I think I could slap one of these in so many different places, under a keyboard, back of the LED monitor, one for the TV too and one for a MagicJack phone. For the future I see uses in Lego Mindstorms type of robots once the software catches up.

The thought of Haiku on it could be sweet too all though it would need Flash to be usable for the kids.

I even wonder if Win8 could run, probably not.

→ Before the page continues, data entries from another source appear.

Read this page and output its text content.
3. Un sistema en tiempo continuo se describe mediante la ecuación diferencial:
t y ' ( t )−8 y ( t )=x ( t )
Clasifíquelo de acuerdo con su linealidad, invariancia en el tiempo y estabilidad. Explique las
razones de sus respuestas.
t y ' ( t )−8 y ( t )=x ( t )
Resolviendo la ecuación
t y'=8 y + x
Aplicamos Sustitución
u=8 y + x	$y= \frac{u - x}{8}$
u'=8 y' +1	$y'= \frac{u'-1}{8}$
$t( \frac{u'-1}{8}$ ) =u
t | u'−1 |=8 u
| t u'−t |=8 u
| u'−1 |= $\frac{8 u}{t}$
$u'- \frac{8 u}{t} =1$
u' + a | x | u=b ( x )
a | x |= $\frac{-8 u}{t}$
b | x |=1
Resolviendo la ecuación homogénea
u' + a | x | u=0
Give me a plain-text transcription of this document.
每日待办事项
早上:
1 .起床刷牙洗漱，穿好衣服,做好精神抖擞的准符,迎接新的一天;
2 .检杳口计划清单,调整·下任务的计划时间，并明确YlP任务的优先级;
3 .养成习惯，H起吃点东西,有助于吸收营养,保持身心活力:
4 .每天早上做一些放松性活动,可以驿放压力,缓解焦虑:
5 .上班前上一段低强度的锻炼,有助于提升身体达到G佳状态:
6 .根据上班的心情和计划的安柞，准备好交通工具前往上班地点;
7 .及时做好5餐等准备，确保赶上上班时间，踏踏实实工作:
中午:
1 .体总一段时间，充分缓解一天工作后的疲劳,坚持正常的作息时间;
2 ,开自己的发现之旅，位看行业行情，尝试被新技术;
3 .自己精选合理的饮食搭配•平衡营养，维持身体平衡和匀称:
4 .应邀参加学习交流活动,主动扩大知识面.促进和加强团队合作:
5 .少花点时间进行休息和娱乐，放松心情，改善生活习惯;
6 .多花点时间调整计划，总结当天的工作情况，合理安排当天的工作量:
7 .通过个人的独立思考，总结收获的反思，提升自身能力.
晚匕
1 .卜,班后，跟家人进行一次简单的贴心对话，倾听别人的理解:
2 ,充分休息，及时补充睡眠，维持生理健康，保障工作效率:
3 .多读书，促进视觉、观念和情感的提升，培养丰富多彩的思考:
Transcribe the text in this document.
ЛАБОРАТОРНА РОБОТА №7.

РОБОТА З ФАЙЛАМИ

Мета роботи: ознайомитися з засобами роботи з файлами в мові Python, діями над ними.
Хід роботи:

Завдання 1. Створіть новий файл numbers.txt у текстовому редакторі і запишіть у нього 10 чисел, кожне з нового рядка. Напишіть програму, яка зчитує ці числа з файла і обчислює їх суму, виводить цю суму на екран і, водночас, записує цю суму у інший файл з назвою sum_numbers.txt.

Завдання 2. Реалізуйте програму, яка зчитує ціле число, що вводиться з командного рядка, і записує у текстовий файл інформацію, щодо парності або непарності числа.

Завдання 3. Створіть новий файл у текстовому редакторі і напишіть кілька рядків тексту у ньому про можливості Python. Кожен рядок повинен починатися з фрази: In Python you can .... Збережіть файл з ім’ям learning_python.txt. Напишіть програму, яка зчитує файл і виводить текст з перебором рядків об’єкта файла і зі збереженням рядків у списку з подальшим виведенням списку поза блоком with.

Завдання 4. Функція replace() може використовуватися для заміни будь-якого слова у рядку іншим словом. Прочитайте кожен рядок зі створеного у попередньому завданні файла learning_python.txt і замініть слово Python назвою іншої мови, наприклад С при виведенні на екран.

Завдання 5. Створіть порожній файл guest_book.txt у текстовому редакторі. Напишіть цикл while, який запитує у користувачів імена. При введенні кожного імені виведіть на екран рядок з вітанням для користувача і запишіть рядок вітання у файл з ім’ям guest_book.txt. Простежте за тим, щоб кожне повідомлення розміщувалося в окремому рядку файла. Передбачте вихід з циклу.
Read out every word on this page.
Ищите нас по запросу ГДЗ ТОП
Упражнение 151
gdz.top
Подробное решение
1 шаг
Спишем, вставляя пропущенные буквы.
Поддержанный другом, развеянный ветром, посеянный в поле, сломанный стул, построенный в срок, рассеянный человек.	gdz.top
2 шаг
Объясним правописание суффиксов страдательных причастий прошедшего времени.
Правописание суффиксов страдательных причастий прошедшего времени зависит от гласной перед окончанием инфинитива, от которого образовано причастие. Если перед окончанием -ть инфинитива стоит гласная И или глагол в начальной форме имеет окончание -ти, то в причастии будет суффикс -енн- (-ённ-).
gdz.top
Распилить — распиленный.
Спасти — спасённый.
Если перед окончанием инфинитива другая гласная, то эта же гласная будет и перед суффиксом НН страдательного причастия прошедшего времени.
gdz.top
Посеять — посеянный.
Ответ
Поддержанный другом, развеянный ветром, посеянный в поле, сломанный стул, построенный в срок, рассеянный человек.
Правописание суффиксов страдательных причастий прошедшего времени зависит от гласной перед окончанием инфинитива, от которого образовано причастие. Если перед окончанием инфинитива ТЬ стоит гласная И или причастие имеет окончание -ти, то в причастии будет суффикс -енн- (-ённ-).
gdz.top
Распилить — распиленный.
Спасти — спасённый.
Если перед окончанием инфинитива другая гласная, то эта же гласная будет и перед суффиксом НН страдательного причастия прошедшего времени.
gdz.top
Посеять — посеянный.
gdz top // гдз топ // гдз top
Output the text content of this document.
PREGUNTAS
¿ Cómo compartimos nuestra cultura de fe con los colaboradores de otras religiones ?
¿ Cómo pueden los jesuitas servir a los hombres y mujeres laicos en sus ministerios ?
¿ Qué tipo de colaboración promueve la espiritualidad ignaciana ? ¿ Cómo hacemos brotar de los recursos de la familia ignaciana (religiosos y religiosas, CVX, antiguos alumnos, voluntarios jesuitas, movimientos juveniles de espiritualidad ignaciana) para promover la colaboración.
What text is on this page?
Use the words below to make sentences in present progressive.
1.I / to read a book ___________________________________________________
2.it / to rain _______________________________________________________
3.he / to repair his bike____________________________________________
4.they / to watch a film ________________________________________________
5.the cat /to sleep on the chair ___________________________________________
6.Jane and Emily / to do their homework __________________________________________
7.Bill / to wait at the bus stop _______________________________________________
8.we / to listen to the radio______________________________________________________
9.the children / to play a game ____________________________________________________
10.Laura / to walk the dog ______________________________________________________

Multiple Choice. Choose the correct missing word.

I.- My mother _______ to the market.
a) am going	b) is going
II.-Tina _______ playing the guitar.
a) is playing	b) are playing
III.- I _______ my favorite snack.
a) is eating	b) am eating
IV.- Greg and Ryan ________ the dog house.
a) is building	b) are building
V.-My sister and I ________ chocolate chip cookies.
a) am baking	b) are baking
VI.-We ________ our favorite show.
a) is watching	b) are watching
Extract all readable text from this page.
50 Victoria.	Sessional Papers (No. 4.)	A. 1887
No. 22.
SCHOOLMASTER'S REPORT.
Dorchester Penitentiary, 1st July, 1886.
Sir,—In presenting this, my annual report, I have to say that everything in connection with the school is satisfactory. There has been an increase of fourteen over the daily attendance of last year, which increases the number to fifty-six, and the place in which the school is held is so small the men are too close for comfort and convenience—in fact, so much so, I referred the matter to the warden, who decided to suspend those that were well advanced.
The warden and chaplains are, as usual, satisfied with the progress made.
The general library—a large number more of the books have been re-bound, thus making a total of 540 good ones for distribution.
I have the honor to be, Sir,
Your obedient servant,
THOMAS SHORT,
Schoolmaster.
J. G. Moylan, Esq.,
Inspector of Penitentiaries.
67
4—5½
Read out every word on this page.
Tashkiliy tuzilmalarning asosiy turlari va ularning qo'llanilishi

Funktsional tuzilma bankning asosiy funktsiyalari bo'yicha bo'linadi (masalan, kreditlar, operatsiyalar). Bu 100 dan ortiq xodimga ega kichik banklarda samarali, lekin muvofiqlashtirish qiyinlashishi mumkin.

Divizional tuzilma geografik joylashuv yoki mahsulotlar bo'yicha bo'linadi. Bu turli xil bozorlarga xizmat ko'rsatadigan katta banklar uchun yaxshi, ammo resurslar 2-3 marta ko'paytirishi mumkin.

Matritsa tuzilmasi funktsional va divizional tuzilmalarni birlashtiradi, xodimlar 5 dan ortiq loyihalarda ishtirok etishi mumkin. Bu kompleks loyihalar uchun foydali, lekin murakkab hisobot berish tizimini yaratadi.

This so takes me back to the innocent days of the Acorn Electron and BBC computer. To think I spent maybe several thousand quid on my Beeb.

Reply Score: 2

RE: ummm
by steve_s on Wed 31st Aug 2011 10:07 in reply to "ummm"
steve_s Member since:
2006-01-16

For me the fact that they're primarily targeting to run Linux on this is a bit of a minus, in that Linux is a highly complex OS environment. That will inevitably make this device less amenable to the kind of tinkering that we did on our BBC Micros and Acorn Electrons as kids. Linux makes for a much less innocent experience than the old Acorn MOS of the BBC and Electron did.

On the plus side, the RISC OS Open project has shown interest in porting to the platform, and Eben Upton (one of the main guys behind the project) has indicated on the RISC OS Open discussion boards that he'll try to ensure that the RISC OS chaps can get their hands on machines from the first production run.

As a former RISC OS user and programmer I know that it, along with the ARM chip, is a great target for budding new young programmers to tinker with. The relative simplicity of the OS makes it much more easily understood, and the close integration with the ARM instruction set makes it a great choice for tinkering.